33rd Mayor of San Bernardino
- In office March 3, 2014 – December 19, 2018
- Preceded by: Pat Morris
- Succeeded by: John Valdivia

Personal details
- Born: San Bernardino, California, U.S.
- Party: Republican
- Spouse: Johnetta Davis
- Children: 4
- Education: Cal Poly San Luis Obispo (bachelor's degree) California State University, San Bernardino(MBA)
- Profession: CPA

= R. Carey Davis =

American politician

Richard Carey Davis is an American politician who served as the mayor of San Bernardino, California as its 28th mayor. Davis was elected mayor in 2014. He lost the general election on November 6, 2018, after advancing from the primary on June 5, 2018.

==Early life and education==
Davis was born in San Bernardino and graduated from Pacific High School there. He received his bachelor's degree from Cal Poly San Luis Obispo and his Master of Business Administration from California State University, San Bernardino.

==Career==
Davis is a certified public accountant, who works as a controller in Los Angeles for Hehr International, a manufacturer of RV doors and windows.

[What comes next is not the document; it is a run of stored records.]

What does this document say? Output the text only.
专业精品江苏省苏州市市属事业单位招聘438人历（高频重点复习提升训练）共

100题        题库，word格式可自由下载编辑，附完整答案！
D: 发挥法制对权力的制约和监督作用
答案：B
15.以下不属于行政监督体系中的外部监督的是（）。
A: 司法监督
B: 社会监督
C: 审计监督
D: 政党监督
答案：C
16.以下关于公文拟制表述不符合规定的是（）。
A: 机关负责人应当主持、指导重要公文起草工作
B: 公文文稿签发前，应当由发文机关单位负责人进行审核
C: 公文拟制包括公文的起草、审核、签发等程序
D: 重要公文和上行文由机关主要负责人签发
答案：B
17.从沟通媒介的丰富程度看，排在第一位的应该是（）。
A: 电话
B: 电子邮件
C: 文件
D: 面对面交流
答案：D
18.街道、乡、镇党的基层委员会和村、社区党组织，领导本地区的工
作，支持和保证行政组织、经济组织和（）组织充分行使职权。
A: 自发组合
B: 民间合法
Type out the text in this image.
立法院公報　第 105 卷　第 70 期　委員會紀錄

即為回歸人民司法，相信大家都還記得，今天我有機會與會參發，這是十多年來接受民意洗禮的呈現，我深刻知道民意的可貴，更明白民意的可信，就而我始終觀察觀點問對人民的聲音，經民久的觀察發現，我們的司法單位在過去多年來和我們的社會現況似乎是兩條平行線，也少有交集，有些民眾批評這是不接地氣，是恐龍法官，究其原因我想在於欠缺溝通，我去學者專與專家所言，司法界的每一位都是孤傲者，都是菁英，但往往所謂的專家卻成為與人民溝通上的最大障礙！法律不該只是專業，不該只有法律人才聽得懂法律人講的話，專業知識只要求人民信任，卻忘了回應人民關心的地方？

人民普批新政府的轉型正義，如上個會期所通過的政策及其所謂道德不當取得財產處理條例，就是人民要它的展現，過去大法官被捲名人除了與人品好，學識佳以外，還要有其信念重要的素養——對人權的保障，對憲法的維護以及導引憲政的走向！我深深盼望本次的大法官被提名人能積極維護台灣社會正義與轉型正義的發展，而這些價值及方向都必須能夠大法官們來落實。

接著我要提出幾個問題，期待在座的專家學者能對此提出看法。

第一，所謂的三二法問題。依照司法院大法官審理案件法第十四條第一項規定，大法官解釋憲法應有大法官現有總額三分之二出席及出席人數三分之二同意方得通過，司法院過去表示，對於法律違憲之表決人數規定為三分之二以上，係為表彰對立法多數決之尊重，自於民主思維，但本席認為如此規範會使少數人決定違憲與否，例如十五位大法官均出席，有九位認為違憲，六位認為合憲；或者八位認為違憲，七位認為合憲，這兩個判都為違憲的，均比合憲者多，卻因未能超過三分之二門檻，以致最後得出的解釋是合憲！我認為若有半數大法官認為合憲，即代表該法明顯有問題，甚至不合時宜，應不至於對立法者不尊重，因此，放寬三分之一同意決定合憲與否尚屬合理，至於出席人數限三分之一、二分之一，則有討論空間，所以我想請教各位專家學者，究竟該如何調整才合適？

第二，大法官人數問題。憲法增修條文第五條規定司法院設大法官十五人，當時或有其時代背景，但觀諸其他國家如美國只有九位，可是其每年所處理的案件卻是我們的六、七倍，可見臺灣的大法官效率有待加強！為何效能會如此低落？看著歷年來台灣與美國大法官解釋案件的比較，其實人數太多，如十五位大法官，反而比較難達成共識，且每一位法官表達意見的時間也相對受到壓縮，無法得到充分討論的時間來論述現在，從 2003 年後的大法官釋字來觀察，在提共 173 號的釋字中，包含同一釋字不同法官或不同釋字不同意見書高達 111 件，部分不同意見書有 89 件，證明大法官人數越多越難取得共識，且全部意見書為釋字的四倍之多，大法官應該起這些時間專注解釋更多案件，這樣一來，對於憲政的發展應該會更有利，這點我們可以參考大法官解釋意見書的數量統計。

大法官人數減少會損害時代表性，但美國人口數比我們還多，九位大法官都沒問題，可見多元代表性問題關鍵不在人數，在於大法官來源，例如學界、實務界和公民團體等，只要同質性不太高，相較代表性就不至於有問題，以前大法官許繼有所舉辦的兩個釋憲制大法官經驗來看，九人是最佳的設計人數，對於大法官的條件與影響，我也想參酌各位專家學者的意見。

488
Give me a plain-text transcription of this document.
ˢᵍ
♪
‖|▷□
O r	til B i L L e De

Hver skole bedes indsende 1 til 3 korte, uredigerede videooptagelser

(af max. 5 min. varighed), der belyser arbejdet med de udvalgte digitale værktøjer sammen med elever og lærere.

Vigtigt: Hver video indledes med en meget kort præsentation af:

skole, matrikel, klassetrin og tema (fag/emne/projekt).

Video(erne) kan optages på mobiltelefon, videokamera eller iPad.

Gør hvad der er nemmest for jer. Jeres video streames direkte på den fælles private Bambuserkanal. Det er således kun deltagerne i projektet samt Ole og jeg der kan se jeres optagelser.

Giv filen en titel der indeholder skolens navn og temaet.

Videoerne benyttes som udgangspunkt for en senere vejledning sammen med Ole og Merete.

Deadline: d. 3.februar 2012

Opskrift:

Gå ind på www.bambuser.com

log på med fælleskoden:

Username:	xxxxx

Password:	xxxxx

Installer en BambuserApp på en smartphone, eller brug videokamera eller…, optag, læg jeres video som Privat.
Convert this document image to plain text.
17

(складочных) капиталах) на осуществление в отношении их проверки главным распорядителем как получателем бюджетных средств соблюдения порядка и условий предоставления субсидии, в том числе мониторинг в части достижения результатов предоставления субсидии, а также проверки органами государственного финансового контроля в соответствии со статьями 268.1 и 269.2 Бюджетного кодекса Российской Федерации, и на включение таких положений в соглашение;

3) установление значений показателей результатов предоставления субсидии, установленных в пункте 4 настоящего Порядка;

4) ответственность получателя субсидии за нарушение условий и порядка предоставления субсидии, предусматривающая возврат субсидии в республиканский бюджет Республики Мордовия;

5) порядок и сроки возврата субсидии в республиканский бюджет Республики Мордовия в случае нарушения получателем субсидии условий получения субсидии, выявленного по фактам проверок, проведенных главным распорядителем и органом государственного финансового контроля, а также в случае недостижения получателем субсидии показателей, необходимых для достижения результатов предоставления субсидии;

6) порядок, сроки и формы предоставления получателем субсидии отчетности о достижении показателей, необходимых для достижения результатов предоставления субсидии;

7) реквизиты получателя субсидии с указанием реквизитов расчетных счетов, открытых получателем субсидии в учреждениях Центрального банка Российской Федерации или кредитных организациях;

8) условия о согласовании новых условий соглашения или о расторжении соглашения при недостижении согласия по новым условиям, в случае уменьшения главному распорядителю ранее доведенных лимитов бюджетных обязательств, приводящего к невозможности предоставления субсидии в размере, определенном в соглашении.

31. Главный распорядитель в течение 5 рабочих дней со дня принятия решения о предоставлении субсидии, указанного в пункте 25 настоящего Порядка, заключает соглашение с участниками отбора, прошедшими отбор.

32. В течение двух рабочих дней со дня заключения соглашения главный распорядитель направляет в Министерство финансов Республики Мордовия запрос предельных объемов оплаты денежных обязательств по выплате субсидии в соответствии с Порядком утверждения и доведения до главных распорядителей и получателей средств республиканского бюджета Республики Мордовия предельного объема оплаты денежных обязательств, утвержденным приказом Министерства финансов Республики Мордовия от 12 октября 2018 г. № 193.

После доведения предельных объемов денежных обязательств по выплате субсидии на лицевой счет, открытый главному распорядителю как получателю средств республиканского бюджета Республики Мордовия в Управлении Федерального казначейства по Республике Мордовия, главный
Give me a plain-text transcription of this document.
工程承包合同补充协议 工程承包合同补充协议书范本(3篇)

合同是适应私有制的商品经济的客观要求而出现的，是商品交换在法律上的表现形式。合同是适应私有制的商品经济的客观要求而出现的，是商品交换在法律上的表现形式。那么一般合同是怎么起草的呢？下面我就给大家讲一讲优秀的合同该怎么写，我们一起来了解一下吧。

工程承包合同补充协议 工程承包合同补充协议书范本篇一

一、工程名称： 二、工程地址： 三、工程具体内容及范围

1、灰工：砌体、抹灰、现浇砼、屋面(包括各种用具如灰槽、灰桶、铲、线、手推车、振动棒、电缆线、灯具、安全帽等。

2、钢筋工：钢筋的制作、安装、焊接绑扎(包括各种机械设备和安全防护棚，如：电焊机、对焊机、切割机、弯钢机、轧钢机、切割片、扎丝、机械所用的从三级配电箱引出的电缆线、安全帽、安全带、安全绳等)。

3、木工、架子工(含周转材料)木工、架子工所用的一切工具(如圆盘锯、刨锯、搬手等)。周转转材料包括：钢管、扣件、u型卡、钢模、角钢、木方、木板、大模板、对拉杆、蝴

He became involved in city politics in spring 2013. He ran for mayor in a ten-candidate field and in the November 5, 2013, election gained second place, being narrowly edged for first place by 7th Ward city council member Wendy McCammack. Davis and McCammack then proceeded to a February 4, 2014, runoff election, in which Davis defeated Wendy McCammack; turnout was low. He was sworn in on March 3, 2014.

Davis ran for the mayor of Mesa, Arizona in 2024, in which he was defeated in the nonpartisan primary election.